O'Connor v. Singh

OPINION OF THE COURT

Per Curiam.

Order, entered March 22, 2005, affirmed, with $10 costs, with leave to defendants-appellants to renew their motion for summary judgment upon proper papers.

We agree that defendants-appellants failed to establish, prima facie, that plaintiff did not sustain a serious injury within the meaning of Insurance Law § 5102 (d). The unsworn and unaffirmed report submitted by defendants’ examining neurologist was not in admissible form, an unexplained defect which requires its exclusion from consideration (see Grasso v Angerami, 79 NY2d 813, 814 [1991]). Also lacking in probative value was the report submitted by defendants’ examining orthopedist, a report affirmed “to be true with a reasonable degree of medical certainty.” The orthopedist’s report plainly failed to comply with CPLR 2106, which requires a physician’s statement to be “affirmed . . . to be true under the penalties of perjury” (see Offman v Singh, 27 AD3d 284 [2006]).

Since the defendants’ medical reports were not properly subscribed, Civil Court appropriately refused to consider them with respect to defendants’ threshold burden, and this even though no specific objection to the form of the reports was raised in plaintiffs opposition papers.

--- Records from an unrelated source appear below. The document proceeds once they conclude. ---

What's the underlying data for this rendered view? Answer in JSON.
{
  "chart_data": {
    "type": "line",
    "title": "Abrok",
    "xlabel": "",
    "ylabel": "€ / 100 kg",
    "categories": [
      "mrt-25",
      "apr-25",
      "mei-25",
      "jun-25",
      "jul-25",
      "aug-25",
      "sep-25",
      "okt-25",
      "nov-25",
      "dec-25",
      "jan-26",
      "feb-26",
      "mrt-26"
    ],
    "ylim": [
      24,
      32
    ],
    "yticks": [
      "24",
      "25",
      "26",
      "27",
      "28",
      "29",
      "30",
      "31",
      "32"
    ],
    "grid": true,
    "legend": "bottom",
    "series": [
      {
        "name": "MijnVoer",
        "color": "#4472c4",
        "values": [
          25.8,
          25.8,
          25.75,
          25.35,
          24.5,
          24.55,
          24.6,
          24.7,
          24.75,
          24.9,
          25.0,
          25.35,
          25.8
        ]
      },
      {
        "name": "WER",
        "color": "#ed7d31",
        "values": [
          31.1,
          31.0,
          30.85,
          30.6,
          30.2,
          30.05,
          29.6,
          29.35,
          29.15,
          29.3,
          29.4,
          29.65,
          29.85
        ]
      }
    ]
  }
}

While a party generally may not challenge the form of an adversary’s motion submission for the first time on appeal (see e.g. Shinn v Catanzaro, 1 AD3d 195, 198 [2003]), this rule should not be extended so as to preclude a motion court from rejecting, on its own initiative, a submission palpably deficient in form (see Daus v Cassavaugh, 17 AD3d 837, 838 [2005]; but cf. Scudera v Mahbubur, 299 AD2d 535 [2002]). A review of the Appellate Division record and briefs in Daus, a serious injury case, indicates that Supreme Court, in determining whether the defendants therein had met their initial burden of demonstrating entitlement to summary judgment, refused to consider a chiropractor’s affirmation submitted by defendants because it was not in admissible form, despite the plaintiffs failure to raise the issue in her opposition papers. The appellate panel unanimously upheld the motion court’s sua sponte action as proper, and, indeed, the point was conceded by defense counsel upon oral argument of that appeal. Unlike the defendants in the case now before us, the defendants in Daus *32submitted other proof found sufficient to satisfy their threshold burden on the serious injury issue, thus requiring Supreme Court (and the Appellate Division) to evaluate the strength of the plaintiffs opposing submission, which included the same chiropractor’s affirmation. The passage from the Appellate Division decision in Daus quoted by our dissenting colleague related solely to that aspect of the case and cannot be read to diminish the appellate panel’s statement earlier in the decision that “Supreme Court properly refused to consider [the chiropractor’s affirmation] with respect to defendants’ threshold burden” (id. at 838).

Inasmuch as the (properly) excluded medical reports comprised the primary evidentiary support for defendants’ summary judgment motion in the case at bar, and in the absence of any other objective medical evidence on the serious injury issue (see Toure v Avis Rent A Car Sys., 98 NY2d 345, 353 [2002]), defendants’ motion was properly denied at this juncture, irrespective of the sufficiency of plaintiff’s opposing papers (see Winegrad v New York Univ. Med. Ctr., 64 NY2d 851, 853 [1985]). In the circumstances present, we believe defendants should be afforded an opportunity to renew their application upon proper papers, if they be so advised.